Established as a nonprofit, non-partisan citizens’ organization promoting Philadelphia as a vibrant place to live, the 2007 local primary elections were of particular importance to the group’s vision.
So it decided to follow its ambition.
How could Philadelphia Forward empower voters to voice what they wanted to see in their local government, and how could it engage candidates in the discussion of these issues?
Years ago, the answer would have been a grassroots door-to-door canvassing campaign complete with a petition drive followed by a poorly attended candidates’ forum.
But these strategies now are making way for new ones in today’s high-speed, wireless world, experts say.
To tap into those new strategies, Philadelphia Forward partnered with Evolve Strategies, a full-service communications firm that uses new media to mobilize issue advocacy, nonprofit support, and political organization
Together the two groups created R.E.F.O.R.M. Philadelphia, a dynamic, interactive web-based reform ballot that steers clear of leaking pens and unanswered doors.
By going virtual, the group bolstered its efforts, says Rob Stuart, president of Evolve Strategies
“We wondered how it would be if we created a process for all citizens to submit specific agenda items about what could be done to achieve reform in Philadelphia,” he says.
Using wiki technology, a process that allows any registered user to edit a site, Evolve created a site where visitors could suggest specific reforms, vote on their top reforms, and ultimately published a reform ballot that showed where candidates stood on the issues.

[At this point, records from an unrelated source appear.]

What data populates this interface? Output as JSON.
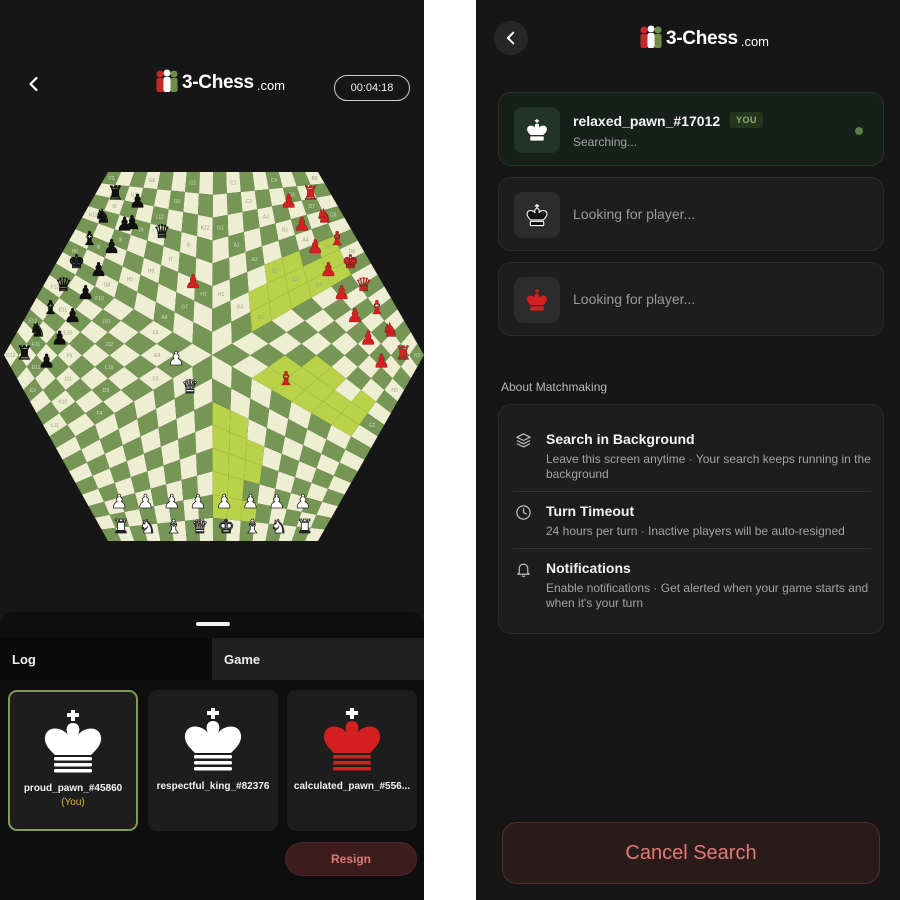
{
  "brand": {
    "logo_main": "3-Chess",
    "logo_domain": ".com"
  },
  "game": {
    "timer": "00:04:18",
    "tabs": {
      "log": "Log",
      "game": "Game"
    },
    "players": [
      {
        "name": "proud_pawn_#45860",
        "tag": "(You)",
        "piece": "white-king"
      },
      {
        "name": "respectful_king_#82376",
        "tag": "",
        "piece": "white-king"
      },
      {
        "name": "calculated_pawn_#556...",
        "tag": "",
        "piece": "red-king"
      }
    ],
    "resign_label": "Resign"
  },
  "matchmaking": {
    "slots": [
      {
        "name": "relaxed_pawn_#17012",
        "badge": "YOU",
        "status": "Searching..."
      },
      {
        "waiting": "Looking for player..."
      },
      {
        "waiting": "Looking for player..."
      }
    ],
    "about_title": "About Matchmaking",
    "info": [
      {
        "icon": "layers-icon",
        "title": "Search in Background",
        "desc": "Leave this screen anytime · Your search keeps running in the background"
      },
      {
        "icon": "clock-icon",
        "title": "Turn Timeout",
        "desc": "24 hours per turn · Inactive players will be auto-resigned"
      },
      {
        "icon": "bell-icon",
        "title": "Notifications",
        "desc": "Enable notifications · Get alerted when your game starts and when it's your turn"
      }
    ],
    "cancel_label": "Cancel Search"
  },
  "colors": {
    "light_square": "#eeeed2",
    "dark_square": "#769656",
    "highlight": "#b9d24a",
    "red_piece": "#d42020",
    "accent_green": "#7d9b5a",
    "cancel_text": "#e07b71"
  },
  "board": {
    "square_labels": [
      "D12",
      "E12",
      "F12",
      "F11",
      "E11",
      "D11",
      "E10",
      "F10",
      "E9",
      "F9",
      "J10",
      "J11",
      "J12",
      "K10",
      "L10",
      "L9",
      "L11",
      "D9",
      "E4",
      "F4",
      "E3",
      "F3",
      "E8",
      "I12",
      "I11",
      "I10",
      "I9",
      "L12",
      "K12",
      "K11",
      "J9",
      "I5",
      "I6",
      "I7",
      "I8",
      "H8",
      "H7",
      "H6",
      "H5",
      "G7",
      "G8",
      "A8",
      "B8",
      "C8",
      "D8",
      "D7",
      "D6",
      "D5",
      "A4",
      "B4",
      "C4",
      "B3",
      "C3",
      "A3",
      "B2",
      "C2",
      "A2",
      "B1",
      "C1",
      "A1",
      "G3",
      "G1",
      "H1",
      "H2",
      "H3",
      "E2"
    ],
    "pieces": {
      "white_side": [
        "rook",
        "knight",
        "bishop",
        "queen",
        "king",
        "bishop",
        "knight",
        "rook"
      ],
      "black_side": [
        "rook",
        "knight",
        "bishop",
        "king",
        "queen",
        "bishop",
        "knight",
        "rook"
      ],
      "red_side": [
        "rook",
        "knight",
        "bishop",
        "king",
        "queen",
        "bishop",
        "knight",
        "rook"
      ]
    }
  }
}
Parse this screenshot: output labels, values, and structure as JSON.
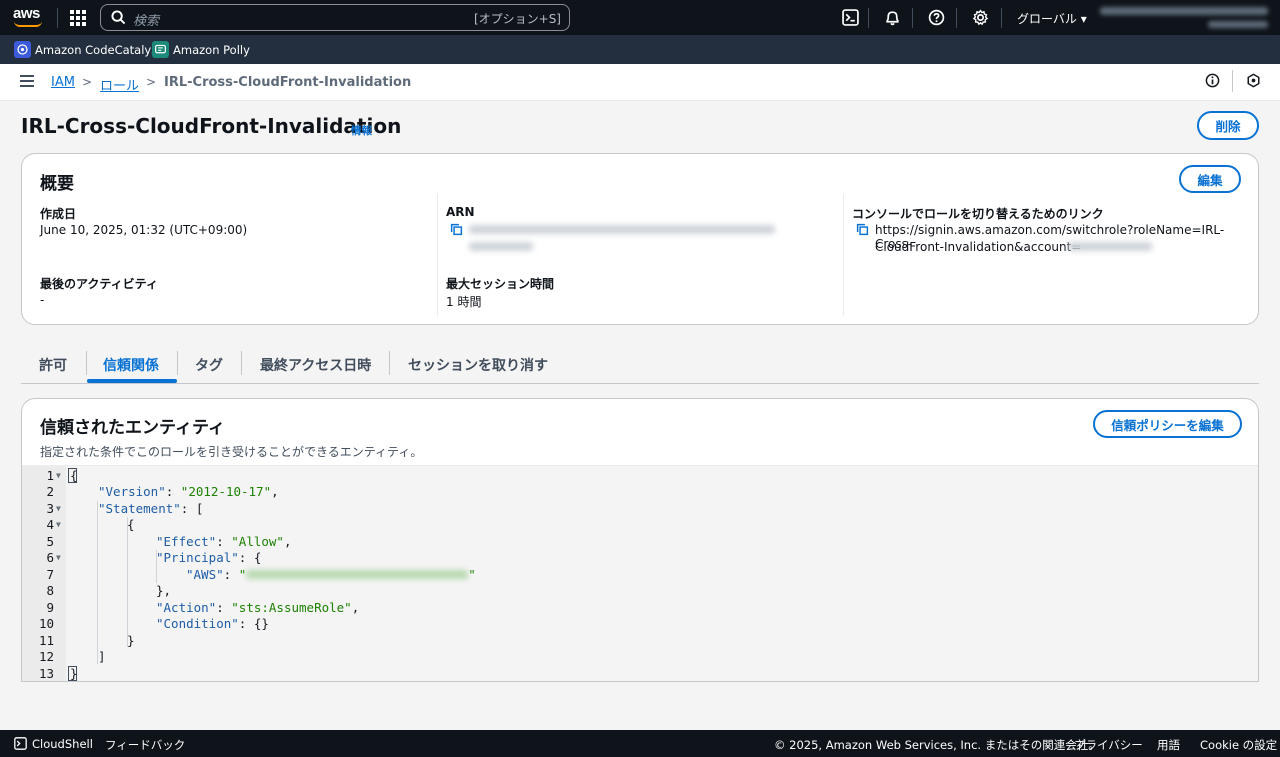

“We pushed the envelope on technology in several ways,” Stuart says of the process used to create the agenda, the mapping of supporter locations, and the virtual petition and ballot used in the campaign.
Stuart sees these efforts as a necessity, not a luxury, for nonprofits.
“When I first started, we had to convince people to use technology because their fear was that it was just going to isolate people,” he says. “What has been shown is that technology can actually be very effective at getting people out into the streets because it allows for the passion around the cause to be more effectively and wisely communicated, not just through words, but through pictures and multi-media.”
Leveraging the passion an individual has for a cause is what motivated Richard Waldvogel and Dan Werling to create Giveness.
The online community merges social networking with philanthropy by allowing individuals to shop in the name of a nonprofit, which in turn receives all the commissions on purchased products as a donation.
The site also allows members to link to one another to learn more about the member nonprofits they support.
“A lot of nonprofits don’t have time or resources to take advantage of the technologies coming out,” Waldvogel says about how he came to use software engineering skills to build the network. “We are trying to be a free service that can help them take advantage of this emerging technology.”
To that end, Giveness soon will launch its latest feature.
Widget technology, which gives the user access to an icon graphic that can be placed on desktops or on multiple sites, will allow a Giveness user to easily access or share personalized content.
Whether trying to create dynamic, multi-media web pages, networking in online social communities, or leveraging the latest wiki and widget tools, nonprofits using technology to engage their supporters are dynamically transforming their capabilities.
“Technology is an area that deserves investment from nonprofits,” says Stuart. “The possibilities are increasing and the costs are decreasing, so it is a really great formula for innovation and change.”